En passant par les villes de Mbaïki et Boda dans la préfecture de la Lobaye, des usagers et transporteurs s’expriment désespérément sur l’état de la dégradation avancée de la route nationale RN6 Boda, située à 192 km à l’ouest de Bangui et à 85 km au nord-ouest de Mbaïki.

Des camions et bus commerciaux circulent difficilement sur cet axe à cause de l’état de dégradation avancée de la route. Quelques mototaxis pratiquent ce tronçon pour ravitailler les deux villes : « La voie est plus dégradée pendant la saison de pluie, ou à un moment donné, elle est impraticable à cause des érosions, des nids de poule et cela occasionne des accidents. Cet axe est difficile pour nous les mototaxis.

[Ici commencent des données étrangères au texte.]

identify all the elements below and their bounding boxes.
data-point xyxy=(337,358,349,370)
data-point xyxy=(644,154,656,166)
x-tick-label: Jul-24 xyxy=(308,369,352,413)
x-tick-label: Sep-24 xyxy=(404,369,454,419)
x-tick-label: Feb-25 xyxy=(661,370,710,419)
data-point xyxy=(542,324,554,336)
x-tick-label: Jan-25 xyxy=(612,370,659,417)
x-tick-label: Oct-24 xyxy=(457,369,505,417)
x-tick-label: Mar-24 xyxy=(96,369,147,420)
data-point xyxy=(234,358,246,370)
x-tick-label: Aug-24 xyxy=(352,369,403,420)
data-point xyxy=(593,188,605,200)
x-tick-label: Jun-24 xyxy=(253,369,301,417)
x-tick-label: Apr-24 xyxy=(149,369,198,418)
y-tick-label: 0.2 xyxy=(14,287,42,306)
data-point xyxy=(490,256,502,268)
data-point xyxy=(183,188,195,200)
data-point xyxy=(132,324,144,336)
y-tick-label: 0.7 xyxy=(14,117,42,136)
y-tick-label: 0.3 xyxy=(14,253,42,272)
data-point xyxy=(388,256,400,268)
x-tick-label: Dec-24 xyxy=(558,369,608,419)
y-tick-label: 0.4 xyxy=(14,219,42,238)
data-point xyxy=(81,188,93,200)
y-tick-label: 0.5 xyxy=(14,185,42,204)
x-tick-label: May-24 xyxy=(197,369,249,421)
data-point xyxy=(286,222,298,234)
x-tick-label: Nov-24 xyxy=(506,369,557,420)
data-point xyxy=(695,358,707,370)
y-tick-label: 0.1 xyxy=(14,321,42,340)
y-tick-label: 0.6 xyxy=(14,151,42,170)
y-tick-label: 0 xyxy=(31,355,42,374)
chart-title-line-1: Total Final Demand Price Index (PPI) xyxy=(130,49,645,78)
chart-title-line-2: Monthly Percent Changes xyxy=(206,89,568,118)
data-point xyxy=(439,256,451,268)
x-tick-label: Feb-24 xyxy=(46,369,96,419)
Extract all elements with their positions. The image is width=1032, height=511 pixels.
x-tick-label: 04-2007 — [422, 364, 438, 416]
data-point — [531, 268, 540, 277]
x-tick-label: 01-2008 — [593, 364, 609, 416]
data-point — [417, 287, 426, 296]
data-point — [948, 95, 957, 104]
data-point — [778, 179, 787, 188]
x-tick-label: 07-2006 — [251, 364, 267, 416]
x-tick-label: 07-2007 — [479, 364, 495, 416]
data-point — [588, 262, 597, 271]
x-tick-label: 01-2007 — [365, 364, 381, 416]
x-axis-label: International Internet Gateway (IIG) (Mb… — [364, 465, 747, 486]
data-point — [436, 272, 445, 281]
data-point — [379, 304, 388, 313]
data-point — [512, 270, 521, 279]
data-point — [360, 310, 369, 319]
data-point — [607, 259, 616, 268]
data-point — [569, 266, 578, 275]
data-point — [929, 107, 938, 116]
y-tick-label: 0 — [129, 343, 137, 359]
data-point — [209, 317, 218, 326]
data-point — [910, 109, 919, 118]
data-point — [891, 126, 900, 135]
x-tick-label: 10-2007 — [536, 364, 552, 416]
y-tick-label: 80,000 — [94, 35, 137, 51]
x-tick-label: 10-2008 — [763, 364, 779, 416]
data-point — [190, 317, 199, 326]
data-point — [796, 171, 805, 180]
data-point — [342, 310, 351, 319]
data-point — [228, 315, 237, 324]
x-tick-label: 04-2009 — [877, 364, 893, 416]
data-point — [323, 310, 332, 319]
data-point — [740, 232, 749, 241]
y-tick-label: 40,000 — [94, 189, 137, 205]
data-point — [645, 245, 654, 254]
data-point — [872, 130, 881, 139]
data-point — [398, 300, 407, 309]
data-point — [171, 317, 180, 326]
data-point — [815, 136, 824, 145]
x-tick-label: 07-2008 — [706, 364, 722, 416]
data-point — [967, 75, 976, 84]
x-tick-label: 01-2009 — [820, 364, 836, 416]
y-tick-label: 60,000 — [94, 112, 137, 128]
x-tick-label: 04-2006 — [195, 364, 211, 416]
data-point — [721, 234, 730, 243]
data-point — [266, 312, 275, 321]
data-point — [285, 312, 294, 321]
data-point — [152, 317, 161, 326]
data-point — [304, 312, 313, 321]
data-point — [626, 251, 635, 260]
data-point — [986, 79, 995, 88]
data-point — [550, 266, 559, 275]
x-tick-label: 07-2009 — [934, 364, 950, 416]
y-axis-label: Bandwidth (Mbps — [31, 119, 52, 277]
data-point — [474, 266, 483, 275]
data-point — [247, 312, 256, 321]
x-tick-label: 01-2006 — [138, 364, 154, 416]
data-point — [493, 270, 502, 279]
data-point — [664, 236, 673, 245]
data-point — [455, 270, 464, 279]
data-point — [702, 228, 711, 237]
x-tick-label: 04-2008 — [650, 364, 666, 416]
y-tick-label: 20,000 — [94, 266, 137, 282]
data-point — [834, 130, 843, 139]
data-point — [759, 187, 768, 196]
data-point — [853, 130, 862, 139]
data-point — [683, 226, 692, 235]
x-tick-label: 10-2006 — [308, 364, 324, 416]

Rouler sur un trajet cahoteux en cette saison pluvieuse ne donne pas envie de vivre et c’est un danger de mort », a-t-il lâché Boniface.

L’on doit réaliser, le manque de canalisation pour évacuer les eaux de pluie qui entraine une dégradation permanente des routes tout au long des routes nationales. Ceci étant, une synergie des départements ministériels (urbanisme, travaux publics et administration territoriale…) est nécessaire afin de mutualiser les expertises et permettre l’utilisation des fonds à bon escient pour la réalisation des voiries, l’entretien et maintenance des routes.

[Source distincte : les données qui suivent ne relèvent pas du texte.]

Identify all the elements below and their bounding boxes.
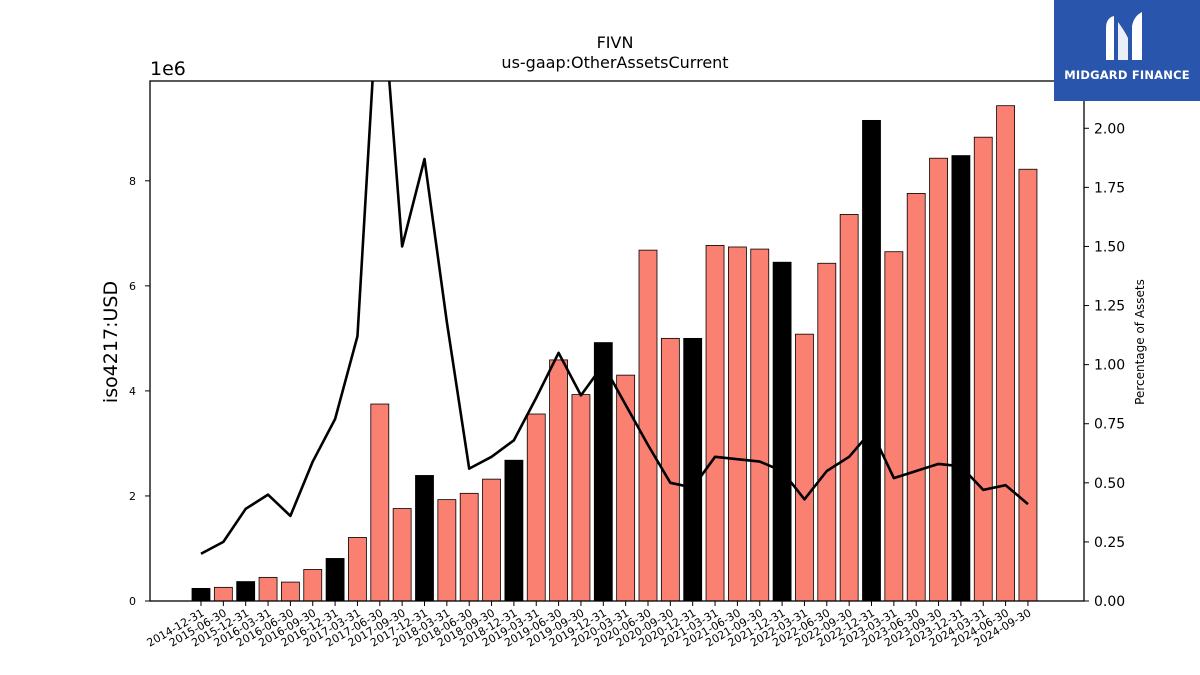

Des populations prisent aux pièges ne cessent d’interpeller le Gouvernement sur ses problèmes des infrastructures routières reliant les 20 préfectures de Centrafrique. En ne citant que ces villes dans certaines préfectures ou la situation est aiguë, la ville de Kouango dans la Ouaka, à  Mobaye dans la Basse-Kotto, à Bria dans la Haute-Kotto, d Ndélé dans le Bamingui-Bangoran en passant par Birao dans la Vakaga et Bangassou dans le Mbomou, on ne parle plus des routes dans ce pays.

A en croire certains centrafricains, ces routes existent bel et bien sur la cartographie mais en réalité sur le terrain, les routes n’existent plus. Elles sont devenues des pistes faute d’entretien par le Gouvernement. Ces dégradations de route et pistes rurales ont toujours une cause à effet sur la population : la flambée des prix de produits de première nécessité ainsi que des produits agricoles dans les régions. Au plan humanitaire, les difficultés d’acheminement des vivres et les déploiements logistiques dus aux mauvais états des routes contraignent parfois certains acteurs humanitaires à réduire leurs interventions pendant la saison des pluies.

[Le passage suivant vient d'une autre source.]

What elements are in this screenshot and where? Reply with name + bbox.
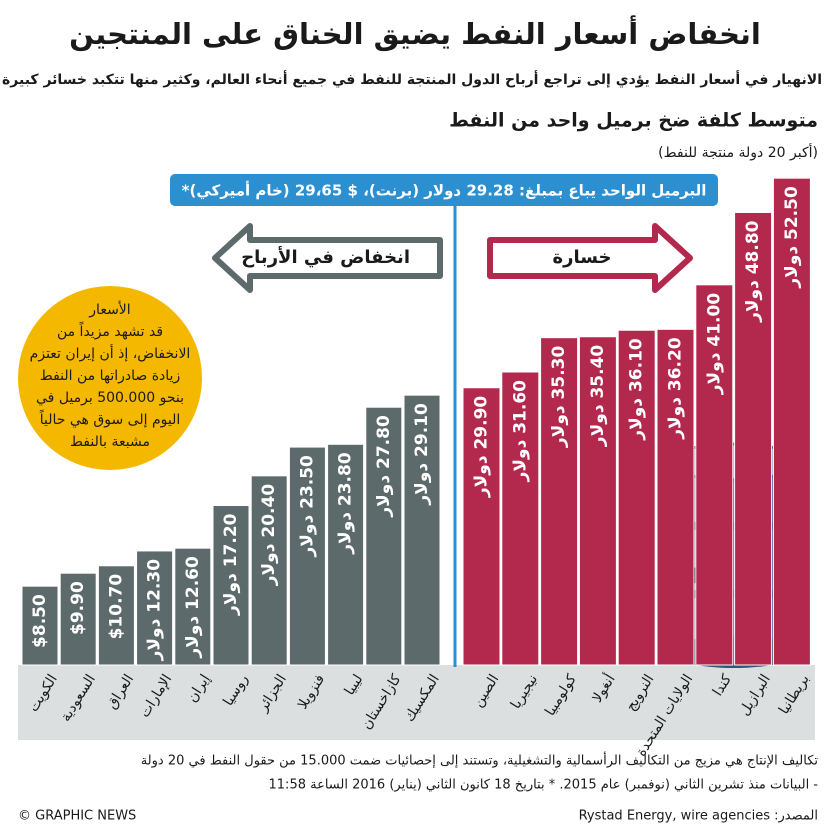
price-banner bbox=[170, 174, 718, 206]
bar bbox=[772, 177, 811, 666]
arrow-left bbox=[212, 223, 443, 293]
value-label: $9.90 bbox=[68, 581, 88, 635]
value-label: 36.20 دولار bbox=[666, 337, 686, 440]
bar bbox=[617, 329, 656, 666]
note-line: بنحو 500.000 برميل في bbox=[36, 390, 184, 406]
bar bbox=[212, 505, 250, 666]
bar bbox=[695, 284, 734, 666]
bar bbox=[136, 550, 174, 666]
note-circle bbox=[18, 286, 202, 470]
chart-title: انخفاض أسعار النفط يضيق الخناق على المنت… bbox=[69, 15, 761, 51]
value-label: 35.30 دولار bbox=[549, 346, 569, 449]
arrow-right-label: خسارة bbox=[552, 247, 611, 268]
bar bbox=[288, 446, 326, 666]
bar bbox=[59, 572, 97, 666]
bar bbox=[403, 394, 441, 666]
note: الأسعار قد تشهد مزيداً من الانخفاض، إذ أن … bbox=[30, 300, 191, 450]
bar bbox=[501, 371, 540, 666]
credit: © GRAPHIC NEWS bbox=[18, 809, 136, 824]
value-label: 41.00 دولار bbox=[704, 293, 724, 396]
bar bbox=[462, 387, 501, 666]
bar bbox=[365, 406, 403, 666]
bar bbox=[656, 328, 695, 666]
price-banner-text: البرميل الواحد يباع بمبلغ: 29.28 دولار (… bbox=[182, 181, 707, 200]
value-label: $8.50 bbox=[30, 594, 50, 648]
arrow-right bbox=[487, 223, 693, 293]
arrow-left-label: انخفاض في الأرباح bbox=[241, 246, 410, 268]
value-label: 23.80 دولار bbox=[336, 452, 356, 555]
bar bbox=[734, 211, 773, 666]
bar bbox=[250, 475, 288, 666]
value-label: 48.80 دولار bbox=[743, 220, 763, 323]
note-line: الأسعار bbox=[88, 300, 130, 318]
note-line: زيادة صادراتها من النفط bbox=[40, 368, 180, 384]
note-line: قد تشهد مزيداً من bbox=[57, 321, 163, 340]
bar bbox=[21, 585, 59, 666]
note-line: اليوم إلى سوق هي حالياً bbox=[39, 409, 180, 428]
value-label: 12.30 دولار bbox=[145, 559, 165, 662]
value-label: 36.10 دولار bbox=[627, 338, 647, 441]
bar bbox=[578, 336, 617, 666]
value-label: 31.60 دولار bbox=[510, 380, 530, 483]
heading: متوسط كلفة ضخ برميل واحد من النفط bbox=[449, 110, 818, 132]
bar bbox=[97, 565, 135, 666]
subheading: (أكبر 20 دولة منتجة للنفط) bbox=[658, 143, 818, 161]
bar bbox=[174, 547, 212, 666]
value-label: $10.70 bbox=[106, 574, 126, 640]
value-label: 20.40 دولار bbox=[259, 484, 279, 587]
bar bbox=[540, 337, 579, 666]
value-label: 17.20 دولار bbox=[221, 513, 241, 616]
source: المصدر: Rystad Energy, wire agencies bbox=[579, 809, 818, 824]
value-label: 12.60 دولار bbox=[183, 556, 203, 659]
value-label: 23.50 دولار bbox=[297, 455, 317, 558]
note-line: الانخفاض، إذ أن إيران تعتزم bbox=[30, 344, 191, 362]
footnote: تكاليف الإنتاج هي مزيج من التكاليف الرأس… bbox=[141, 752, 819, 769]
value-label: 35.40 دولار bbox=[588, 345, 608, 448]
footnote: - البيانات منذ تشرين الثاني (نوفمبر) عام… bbox=[269, 778, 819, 793]
label-band bbox=[18, 665, 815, 740]
value-label: 29.90 دولار bbox=[472, 396, 492, 499]
value-label: 29.10 دولار bbox=[412, 403, 432, 506]
subtitle: الانهيار في أسعار النفط يؤدي إلى تراجع أ… bbox=[2, 70, 822, 89]
value-label: 27.80 دولار bbox=[374, 415, 394, 518]
note-line: مشبعة بالنفط bbox=[70, 434, 150, 450]
value-label: 52.50 دولار bbox=[782, 186, 802, 289]
bar bbox=[327, 443, 365, 666]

Cependant, nul n’ignore que c’est la route qui fait le développement et non le sens contraire. Le développement doit nécessairement passer par celui des routes. Comment peut-on exploiter le capital humain dans cette circonstance catastrophique, si le déploiement de l’autorité de l’Etat à l’intérieur par voie terrestre n’est pas possible afin de faciliter la croissance économique ? L’on doit reconnaitre, la reconstruction du réseau routier est en retard et devrait faire partie des priorités du président Touadera et de son gouvernement

Malgré les efforts du Gouvernement via le projet fiduciaire « Londo Agetip CAF », financé par la Banque mondiale, les routes et de nombreuses pistes rurales qui ont été faites de manière non durable  tombent encore en mauvais état. Pour ne pas aller loin, les 50 km des routes que le gouvernement a promis faire dans la capitale ne sont pas encore toutes finies. Si certaines avenues comme celles de Bimbo ne sont pas encore faits, d’autres sont mal faites et tombent déjà dans un état de délabrement.

L’espoir se réside dans les grands travaux pharaoniques à haute intensité de main d’œuvre prôner par le Gouvernement centrafricain à travers les projets intégrateurs pour bitumer les routes principales entre autres Congo-Centrafrique, Tchad-Centrafrique et Soudan-Centrafrique ainsi que les routes secondaires et pistes rurales.

Mais avant, le gouvernement doit mettre de l’énergie pour faire développer les routes.